Dados específicos sobre vínculos laborais no turismo não há. Mas sociólogos reconhecem a precarização e a escassa regulação. 

Dados específicos sobre vínculos laborais no turismo não há. Mas sociólogos reconhecem a precarização e a escassa regulação. “Pior do que alguém receber 450 euros é não saber se é descartado no mês seguinte”, diz Sérgio Aires, especialista em pobreza.

Cerca de 10% dos trabalhadores em Portugal são pobres, mostram os dados mais recentes divulgados no fim do mês pelo Instituto Nacional de Estatística. Apesar do indicador ter melhorado, isto “é um problema endémico”, analisa o sociólogo que ocupou durante duas décadas cargos importantes em organizações como a Rede Europeia Antipobreza. “Porque as pessoas, independentemente dos rendimentos, não conseguem sair da linha da pobreza.”

A par disso, somos também o terceiro país da União Europeia em que a contratação temporária é mais comum: cerca de 22%, para uma média da União Europeia (UE) de 14%, segundo um estudo do Observatório das Desigualdades. E 85% dos trabalhadores têm vínculos laborais temporários e gostariam de ter um contrato permanente (a média da UE é de 62%). Porém, houve uma subida dos contratos sem termo, afirma Renato Carmo, sociólogo e coordenador do Observatório das Desigualdades: “Não sabemos a amplitude e sustentabilidade da subida, e não podemos dizer que há uma inversão da precarização, mas estamos a viver um momento de incógnita, vai depender das dinâmicas do sector e das políticas.”

Embora não existam dados específicos sobre vínculos contratuais no turismo — segundo o Turismo de Portugal há 336 mil trabalhadores nesta área —, Renato Carmo lembra que este é um sector “que, pela sua natureza, tem características de precariedade”: “É muitas vezes sazonal, pouco regulado e com um défice de representatividade sindical.”

Sérgio Aires levanta outra questão, a indefinição. A sua experiência permite-lhe constatar a precariedade num sector onde a “mão-de-obra está sujeita a uma concorrência forte” e por isso “torna-se fácil tratar as pessoas de forma mais precária”: “A qualificação da mão-de-obra não é muito exigente na restauração, nas lojas. Mas pior do que receber 450 ou 500 euros é não saber se no mês seguinte pode ser descartado”, analisa. Segundo dados do Turismo de Portugal, só 11,3% dos trabalhadores neste sector (alojamento, restauração e hotelaria) têm uma licenciatura. Mais de 60% dos trabalhadores neste sector têm o 3.º ciclo.

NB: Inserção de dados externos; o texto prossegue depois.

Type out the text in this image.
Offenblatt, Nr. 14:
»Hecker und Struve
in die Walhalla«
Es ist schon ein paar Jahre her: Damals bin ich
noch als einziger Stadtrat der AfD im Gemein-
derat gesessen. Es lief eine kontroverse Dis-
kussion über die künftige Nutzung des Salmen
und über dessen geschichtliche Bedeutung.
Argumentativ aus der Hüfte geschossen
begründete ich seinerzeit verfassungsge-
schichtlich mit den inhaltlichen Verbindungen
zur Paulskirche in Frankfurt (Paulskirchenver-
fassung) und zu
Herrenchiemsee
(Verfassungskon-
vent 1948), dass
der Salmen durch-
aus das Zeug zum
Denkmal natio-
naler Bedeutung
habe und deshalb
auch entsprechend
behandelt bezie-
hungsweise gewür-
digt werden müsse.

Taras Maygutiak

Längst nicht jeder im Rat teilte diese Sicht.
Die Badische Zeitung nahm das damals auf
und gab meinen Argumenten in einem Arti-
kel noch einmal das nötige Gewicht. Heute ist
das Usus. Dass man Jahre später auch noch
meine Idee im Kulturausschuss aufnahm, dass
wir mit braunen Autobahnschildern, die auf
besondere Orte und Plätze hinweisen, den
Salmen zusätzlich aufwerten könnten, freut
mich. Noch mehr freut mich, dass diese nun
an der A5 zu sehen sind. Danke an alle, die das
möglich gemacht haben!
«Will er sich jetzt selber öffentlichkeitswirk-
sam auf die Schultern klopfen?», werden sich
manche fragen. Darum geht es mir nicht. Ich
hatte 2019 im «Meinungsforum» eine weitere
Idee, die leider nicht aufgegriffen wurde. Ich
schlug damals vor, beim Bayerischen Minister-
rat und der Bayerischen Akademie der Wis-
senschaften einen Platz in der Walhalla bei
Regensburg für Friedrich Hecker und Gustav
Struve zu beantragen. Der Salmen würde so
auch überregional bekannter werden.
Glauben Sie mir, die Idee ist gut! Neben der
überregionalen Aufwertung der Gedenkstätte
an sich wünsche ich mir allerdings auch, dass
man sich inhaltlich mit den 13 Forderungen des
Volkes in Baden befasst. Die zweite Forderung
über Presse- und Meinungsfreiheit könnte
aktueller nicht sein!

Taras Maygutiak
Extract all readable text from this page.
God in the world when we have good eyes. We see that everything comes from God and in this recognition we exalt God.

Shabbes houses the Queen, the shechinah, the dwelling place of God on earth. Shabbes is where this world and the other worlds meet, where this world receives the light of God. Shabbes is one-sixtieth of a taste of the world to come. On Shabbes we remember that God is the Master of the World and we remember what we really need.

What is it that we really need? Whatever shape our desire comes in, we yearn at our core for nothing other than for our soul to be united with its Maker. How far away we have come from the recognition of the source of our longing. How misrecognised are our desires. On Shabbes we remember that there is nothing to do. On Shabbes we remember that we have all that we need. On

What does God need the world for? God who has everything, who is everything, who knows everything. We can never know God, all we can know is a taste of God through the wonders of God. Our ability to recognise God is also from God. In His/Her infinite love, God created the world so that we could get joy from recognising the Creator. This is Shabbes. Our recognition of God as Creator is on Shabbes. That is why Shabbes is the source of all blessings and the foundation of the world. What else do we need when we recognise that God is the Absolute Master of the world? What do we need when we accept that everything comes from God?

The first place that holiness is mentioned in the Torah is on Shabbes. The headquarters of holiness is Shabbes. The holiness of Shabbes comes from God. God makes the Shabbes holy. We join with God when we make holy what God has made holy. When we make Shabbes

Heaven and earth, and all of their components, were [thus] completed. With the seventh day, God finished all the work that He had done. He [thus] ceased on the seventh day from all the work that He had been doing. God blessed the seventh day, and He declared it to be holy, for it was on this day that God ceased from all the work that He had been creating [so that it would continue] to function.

A isso acresce a natureza dos serviços e funções atribuídas aos trabalhadores, em que lhes é pedido para desempenhar várias tarefas, “tudo e mais alguma coisa”, podendo ser deslocados para outro local. “Nada que a lei não permita, mas demonstra pouco respeito pela vida das pessoas. A minha preocupação é que isto está a acontecer a uma população jovem, a iniciar a vida, mas sem estabilidade para contratualizar vínculos, como alugar uma casa. E acontece sobretudo nas duas cidades onde há os maiores problemas de habitação: é uma bombinha em termos geracionais.” Como se muda? “Veja-se a dificuldade em aceitar que o salário mínimo fique acima do limiar de pobreza. Enquanto isto acontecer, a precariedade laboral não se resolve”, afirma.

Já Maria das Dores Gomes, coordenadora da Federação dos Sindicatos de Agricultura, Alimentação, Bebidas, Hotelaria e Turismo de Portugal, está preocupada com os trabalhadores da restauração que agora se aposentam – além de receberem salários baixos, estiveram durante muitos anos sem descontar a totalidade do ordenado e agora deparam-se com parcas reformas. “Hoje as coisas estão melhores, há um controle, mas antigamente muita gente recebia parte do salário por fora.”

A socióloga Sónia Costa, do Observatório de Luta Contra a Pobreza na Cidade de Lisboa, lembra: “Temos estado preocupados com o impacto do turismo na habitação mas se calhar temos que colocar a questão sobre as condições em que as pessoas acedem a este mercado de trabalho.”